De vorm waarin dit werk gegoten is, wijkt ook af van ander uitgebracht werk. Zulke korte hoofdstukken las men niet eerder en tussen de vertellingen door staan ook appjes weergegeven van mensen die als het ware de ‘Hulptroepen voor Eve’ vormen. Er zijn ‘Vroeg-wakker-gesprekken’ met haar man Nick en er zijn verhalen die overkomen als columns, boordevol anekdotes waarvan de titel al veel zegt: ‘Goed zo!’, ‘Een ommetje’ en ‘Overal die plastic stoelen’ (over de wachtruimtes). Niet alle humor is helemaal weggeslagen uit Kinsella, getuige het gedeelte genaamd ‘Word je behandeld tegen kanker? Een paar fijne tips van Eve Monroe’, waarin met sarcastische ondertoon een bestraling wordt vergeleken met het ondergaan van een gezichtsbehandeling en waarin Eve op haar beurt om tips voor scanvrees vraagt.

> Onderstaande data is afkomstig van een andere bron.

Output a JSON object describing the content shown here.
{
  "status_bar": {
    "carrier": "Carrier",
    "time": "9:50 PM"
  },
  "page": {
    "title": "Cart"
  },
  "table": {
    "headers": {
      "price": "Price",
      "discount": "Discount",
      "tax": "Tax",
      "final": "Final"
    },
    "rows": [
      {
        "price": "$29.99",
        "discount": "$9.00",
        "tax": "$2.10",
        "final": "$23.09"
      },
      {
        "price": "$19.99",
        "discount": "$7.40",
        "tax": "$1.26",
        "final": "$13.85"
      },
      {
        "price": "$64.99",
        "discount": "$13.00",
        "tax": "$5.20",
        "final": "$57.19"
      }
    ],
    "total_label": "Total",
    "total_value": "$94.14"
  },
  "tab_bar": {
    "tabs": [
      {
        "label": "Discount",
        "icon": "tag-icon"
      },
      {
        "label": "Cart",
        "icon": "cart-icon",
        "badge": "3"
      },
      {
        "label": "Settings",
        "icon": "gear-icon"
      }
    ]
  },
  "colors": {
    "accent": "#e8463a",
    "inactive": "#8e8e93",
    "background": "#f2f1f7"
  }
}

Trouwe lezers zullen de diepe wens koesteren dat Kinsella schone scan na schone scan zal ontvangen (inmiddels staat die teller al op vier). Niet voor niets heet het laatste hoofdstuk ‘Happy end’: al haar vrouwelijke hoofdpersonages kregen dit stuk voor stuk. Nu is het tijd voor Kinsella dat ze die ook krijgt, net zoals alle andere mensen die te maken krijgen met hersenkanker in hun leven. Hopelijk is haar brein straks vrij van alle pijn en is er enkel en alleen ruimte voor hetgeen wat er altijd al rondwaarde: talloze creatieve ideeën voor ontzettend succesvolle romans.